O Bonifácio que já devia ter escutado aquela história, pelo menos umas 3 ou 4 vezes, ainda perguntou, com jeito, se o pai tinha autorizado ou não a operação. Tinha sim, respondia o outro, mas o homem estava velho demais para poder decidir, afinal estava quase nos 80 anos. Podia até estar lúcido, mas já não era admissível que tomasse uma posição daquelas sozinho.
O paciente insistia no tema. Mas não fora por causa disso que o tribunal não dera razão aos familiares? Fora, fora sim, mas o juiz estava era comprado. Pois eles tinham conseguido provar que o pai não sabia os riscos que corria e, mesmo assim, não tinha sido feita justiça. Não se podia mandar um homem daquela idade, assim sem mais nem menos, para uma intervenção delicada daquela envergadura, com anestesia geral e quase 2 horas de operação, sem lhe serem descritos os riscos inerentes a um tal procedimento, que ainda por cima era extremamente delicado.
Dizia ele que 10 por cento das intervenções com o CPRE derivavam para pancreatite aguda e em morte do paciente. Mas havia muitos mais problemas associados, como septicémias, perfurações, inflamações diversas, o homem não se calava, a coisa era grave e, segundo ele, apenas metade dos intervencionados passava pelo processo, sem riscos ou complicações de maior. A investigação do advogado concluíra que, se as consequências do pós-operatório fossem atribuídas à CPRE as mortes aumentariam mais 30 por cento.
Não acabara ele de me ouvir contar que o hospital se tinha esquecido de avaliar o meu estado, depois da CPRE, e que passara 4 meses com uma crise de fígado, provocada por falta de tratamento ao contraste, que me tinha sido administrado na operação? Confirmei, uma vez mais, que era verdade, mas acrescentei que talvez eu devesse ter ido mais cedo ao Egas Moniz, tentar descobrir o que é que se passava. A culpa do calvário de 4 meses era tanto minha como deles. Quem estava mal era eu.
Sim, sim advogava o sujeito, mas a culpa, o erro inicial, era do gastroenterologista que fora negligente. E se eu tivesse morrido? Sim, porque ele sabia de casos em que a reação ao contraste tinha provocado a morte do paciente. Eu devia era pôr o hospital em tribunal e pedir uma choruda indeminização. Isso mesmo, era o que aquela malta precisava para ver se aprendiam.
Afinal, não se brinca com a saúde das pessoas. Era verdade, confirmei eu a tentar conformar o revoltado individuo, contudo, eu nunca o faria, pelo simples facto de também eu ter sido descuidado e não ter ido saber porque é que me sentia tão mal. Mas não era alguém que se sente mal e que, ainda por cima, que está com receio de ter alguma coisa na vesícula ou no canal biliar, que tem de ser culpado por não ter agido. Eu era médico? Não era! A culpa era sempre do médico. Por causa das pessoas agirem como eu é que aquela malta ainda não tinha sido posta na ordem, afirmava.
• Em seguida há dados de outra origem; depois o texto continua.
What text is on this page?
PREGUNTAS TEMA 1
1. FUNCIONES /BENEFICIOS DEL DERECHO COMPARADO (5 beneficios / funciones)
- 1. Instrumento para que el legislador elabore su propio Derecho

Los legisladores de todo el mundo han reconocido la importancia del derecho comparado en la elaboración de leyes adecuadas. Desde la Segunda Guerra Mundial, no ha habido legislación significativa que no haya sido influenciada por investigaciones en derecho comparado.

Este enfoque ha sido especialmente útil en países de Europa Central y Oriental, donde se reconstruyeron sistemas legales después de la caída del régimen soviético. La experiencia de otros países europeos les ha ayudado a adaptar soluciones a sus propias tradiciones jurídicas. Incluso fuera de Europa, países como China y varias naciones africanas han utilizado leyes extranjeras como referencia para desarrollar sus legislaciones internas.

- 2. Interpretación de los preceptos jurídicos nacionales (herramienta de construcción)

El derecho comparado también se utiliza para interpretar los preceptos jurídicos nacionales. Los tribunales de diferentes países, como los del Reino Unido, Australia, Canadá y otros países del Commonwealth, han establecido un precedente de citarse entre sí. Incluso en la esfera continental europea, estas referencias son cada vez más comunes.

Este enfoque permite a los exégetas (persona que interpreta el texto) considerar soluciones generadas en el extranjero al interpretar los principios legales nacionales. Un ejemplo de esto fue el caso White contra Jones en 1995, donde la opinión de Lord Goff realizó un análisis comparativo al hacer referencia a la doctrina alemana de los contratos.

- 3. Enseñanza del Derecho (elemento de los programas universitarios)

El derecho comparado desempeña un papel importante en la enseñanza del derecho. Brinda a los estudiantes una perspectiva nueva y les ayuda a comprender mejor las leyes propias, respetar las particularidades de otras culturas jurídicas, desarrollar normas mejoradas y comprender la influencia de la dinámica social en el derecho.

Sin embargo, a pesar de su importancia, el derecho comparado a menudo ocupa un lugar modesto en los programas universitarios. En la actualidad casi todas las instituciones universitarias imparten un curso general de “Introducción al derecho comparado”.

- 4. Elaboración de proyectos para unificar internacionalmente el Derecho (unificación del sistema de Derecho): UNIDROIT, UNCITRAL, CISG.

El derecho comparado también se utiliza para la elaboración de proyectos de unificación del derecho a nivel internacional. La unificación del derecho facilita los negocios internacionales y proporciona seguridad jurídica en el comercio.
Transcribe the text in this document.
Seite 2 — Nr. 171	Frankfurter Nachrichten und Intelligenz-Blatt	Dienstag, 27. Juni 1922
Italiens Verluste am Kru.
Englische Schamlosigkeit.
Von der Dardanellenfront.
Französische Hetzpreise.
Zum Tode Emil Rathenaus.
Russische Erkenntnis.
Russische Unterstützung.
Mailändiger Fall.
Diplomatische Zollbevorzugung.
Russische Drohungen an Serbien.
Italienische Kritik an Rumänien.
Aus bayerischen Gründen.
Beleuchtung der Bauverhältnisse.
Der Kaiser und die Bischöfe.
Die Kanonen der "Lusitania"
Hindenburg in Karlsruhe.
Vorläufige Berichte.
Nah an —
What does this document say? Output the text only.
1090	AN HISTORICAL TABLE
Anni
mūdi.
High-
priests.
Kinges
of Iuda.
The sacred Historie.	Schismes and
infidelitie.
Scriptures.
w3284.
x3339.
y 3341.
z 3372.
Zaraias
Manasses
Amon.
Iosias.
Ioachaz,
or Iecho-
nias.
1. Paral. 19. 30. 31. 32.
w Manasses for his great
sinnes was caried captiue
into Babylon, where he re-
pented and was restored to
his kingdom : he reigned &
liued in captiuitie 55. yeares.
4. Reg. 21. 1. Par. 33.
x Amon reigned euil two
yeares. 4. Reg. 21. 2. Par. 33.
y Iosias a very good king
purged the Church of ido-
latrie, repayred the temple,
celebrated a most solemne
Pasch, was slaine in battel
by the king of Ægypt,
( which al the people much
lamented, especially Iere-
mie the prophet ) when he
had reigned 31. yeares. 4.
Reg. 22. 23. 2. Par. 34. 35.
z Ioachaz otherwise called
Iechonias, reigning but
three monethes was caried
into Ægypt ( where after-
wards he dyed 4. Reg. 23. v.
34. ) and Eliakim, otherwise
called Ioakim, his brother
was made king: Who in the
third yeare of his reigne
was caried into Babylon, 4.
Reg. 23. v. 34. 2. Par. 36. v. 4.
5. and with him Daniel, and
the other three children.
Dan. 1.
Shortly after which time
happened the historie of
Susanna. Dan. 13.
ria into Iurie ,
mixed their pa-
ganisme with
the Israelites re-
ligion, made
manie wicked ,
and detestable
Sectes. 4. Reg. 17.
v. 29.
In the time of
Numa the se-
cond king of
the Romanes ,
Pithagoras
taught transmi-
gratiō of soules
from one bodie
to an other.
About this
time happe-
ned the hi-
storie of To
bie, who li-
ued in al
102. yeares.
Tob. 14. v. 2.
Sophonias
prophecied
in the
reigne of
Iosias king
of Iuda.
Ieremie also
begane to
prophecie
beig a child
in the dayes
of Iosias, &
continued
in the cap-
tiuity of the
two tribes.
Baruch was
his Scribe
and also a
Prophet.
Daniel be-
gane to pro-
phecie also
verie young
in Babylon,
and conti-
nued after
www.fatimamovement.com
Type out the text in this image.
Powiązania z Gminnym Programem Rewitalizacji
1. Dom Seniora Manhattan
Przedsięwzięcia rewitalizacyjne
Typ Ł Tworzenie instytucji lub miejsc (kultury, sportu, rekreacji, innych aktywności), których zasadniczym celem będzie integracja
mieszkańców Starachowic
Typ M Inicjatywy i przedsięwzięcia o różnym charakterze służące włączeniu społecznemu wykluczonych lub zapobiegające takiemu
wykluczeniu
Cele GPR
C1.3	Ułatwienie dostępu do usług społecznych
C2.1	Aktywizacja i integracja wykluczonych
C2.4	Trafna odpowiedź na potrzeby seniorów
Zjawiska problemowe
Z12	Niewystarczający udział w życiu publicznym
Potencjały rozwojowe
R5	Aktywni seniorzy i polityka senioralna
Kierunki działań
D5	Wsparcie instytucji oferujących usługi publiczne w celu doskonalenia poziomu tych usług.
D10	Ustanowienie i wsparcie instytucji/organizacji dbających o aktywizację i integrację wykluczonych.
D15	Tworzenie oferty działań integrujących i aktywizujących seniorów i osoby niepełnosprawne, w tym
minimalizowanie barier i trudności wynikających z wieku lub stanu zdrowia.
Tendo falado isto, o homem concluiu que eu não era digno de perdão. Acabara de arranjar mais um culpado para a morte do pai, muitos anos depois do homem ter morrido. Eu! Bem, ou pessoas como eu, aquela gente que não faz queixa e não avança com as devidas ações para pôr fim às injustiças. Ainda a resmungar entre dentes, virou-se de costas e abandonou o diálogo connosco. E é assim, minha querida Berta, que uma pessoa se vê acusada de um crime que nem sabia ter existido. Está tudo na forma de raciocinar e naquilo que vai na cabeça de cada um.
Eu e o Bonifácio ainda ficámos na conversa mais uma boa meia hora e fomos juntos até ao snack-bar na saída do hospital. Nenhum de nós parecia na disposição de voltar a ouvir o revoltado paciente que à data ocupava a minha antiga cama, o que poderia muito bem voltar a acontecer se, no entretanto ele fizesse mais algum raciocínio distorcido como os anteriores. Foi engraçado rever aquele local, sem cadeira de rodas, e poder fumar um cigarro a um nível bem mais elevado do que sentado.
Para além disso, eu fiquei aliviado por me ver fora de um sítio que me fazia suar frio e que me causava náuseas e tonturas. Ele tomou um chá, feito com uma erva qualquer que forneceu à paisagem que nos atendeu ao balcão e eu bebi uma cola fresca. Estávamos ambos aliviados de nos termos livrado do queixoso paciente do terceiro piso. Finalmente despedimo-nos e eu regressei a casa.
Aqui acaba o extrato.